Congregation Kol Ami
What: Clark County's reform Jewish congregation.
Where: 7800 N.E. 119th St.
On the Web: Congregation Kol Ami.
For more than two decades, Congregation Kol Ami held its Hanukkah party in the basement of a church.
Not so on Sunday, as more than 150 members celebrated in their five-month-old $9 million synagogue on 119th Street.
“Total joy,” Rabbi Elizabeth Dunsker said of her mood. “This is the largest gathering we’ve ever had.”
Lorna Levi said having festivities in a synagogue “is a dream come true, and we’ve been cultivating that dream over 20 years.”
Levi and her husband, Julian, founded The Jewish Association of Southwest Washington in 1989 with six other couples. She called having their own place of worship “absolutely incredible.”
“It’s always been in the basement of a church,” Carly Berinstein, 17, said of the Hanukkah party. “This year, I’m so excited that we’re able to worship in (a synagogue).”
Berinstein, a Columbia River High graduate, attends Knox College in Galesburg, Ill.
Hanukkah is known as the Festival of Lights, light winning over darkness. It celebrates the Maccabean Victory, which was part of the Jewish fight for religious freedom in ancient days.
A candle is lit each night for eight days. And many menorahs were lit at the Kol Ami party.
Boys played with dreidels (tops) as a group of six women and girls sang Hanukkah songs. Latkes (potato pancakes) were on the banquet table.
Doug Green, the congregation’s vice president, said many Jews in Clark County are from big cities such as Los Angeles and New York. He grew up in Toronto and his wife, Barbara, is from Carle Place, N.Y., on Long Island.

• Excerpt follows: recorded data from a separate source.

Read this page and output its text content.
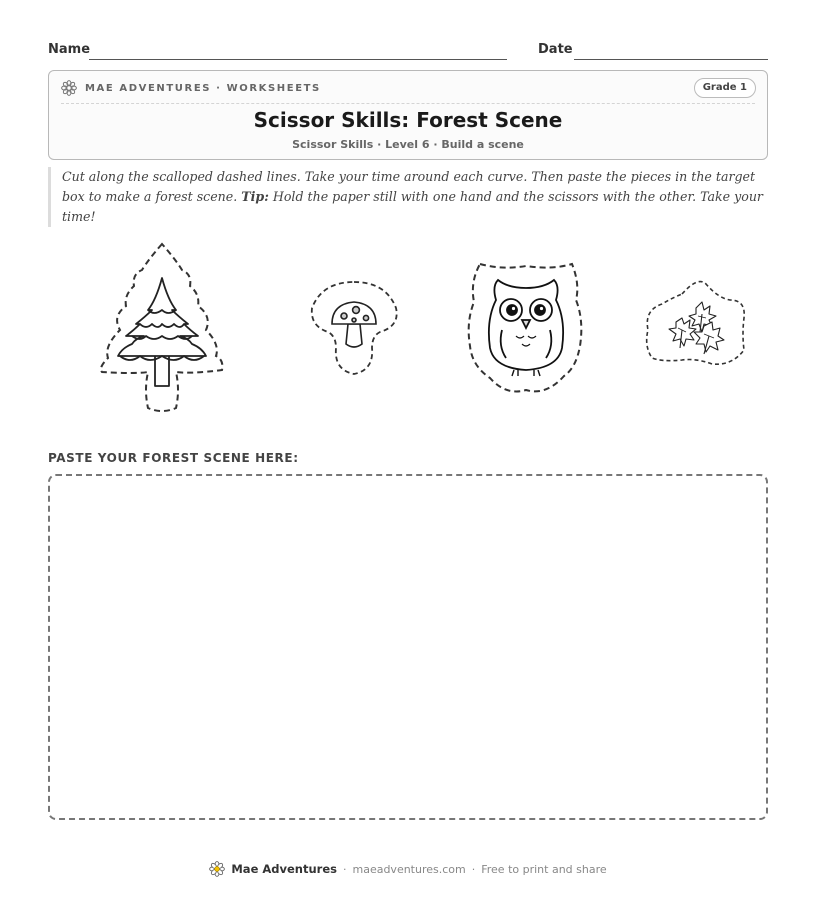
Name	Date
MAE ADVENTURES · WORKSHEETS	Grade 1
Scissor Skills: Forest Scene
Scissor Skills · Level 6 · Build a scene
Cut along the scalloped dashed lines. Take your time around each curve. Then paste the pieces in the target box to make a forest scene. Tip: Hold the paper still with one hand and the scissors with the other. Take your time!
PASTE YOUR FOREST SCENE HERE:
Mae Adventures · maeadventures.com · Free to print and share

“We’re extended family to each other,” Green
said of congregation members.
The synagogue sits on an 8-acre parcel. Its 200-seat sanctuary boasts a view of Mount St. Helens, and there’s also a 400-seat social hall, a six-classroom religious school, a four-office administrative center and a landscaped courtyard entryway. An organic garden to help stock local food banks is planned. Dunsker said 130 families worship at the synagogue.
Dunsker said, “At every large event, we always make sure that we are using our gathering to also help the world around us in some way. Tonight at our party we will also be collecting money to buy C-Tran bus passes for WHO (Winter Housing Overflow) clients, as well as men’s underwear and undershirts to donate.”
At the party, Izzy Epstein said congregation members are grateful to the First Congregational Church, where worship and activities were held before the synagogue was completed in August.
“They’re great people,” he said.
Watching candles being lit, Epstein said, “The candles have so many symbols.
“One candle can put a big dent in darkness.”
Asked how Dunsker is doing as rabbi, Epstein said. “She’s a human dynamo. Good with all age groups, and the children just love her.”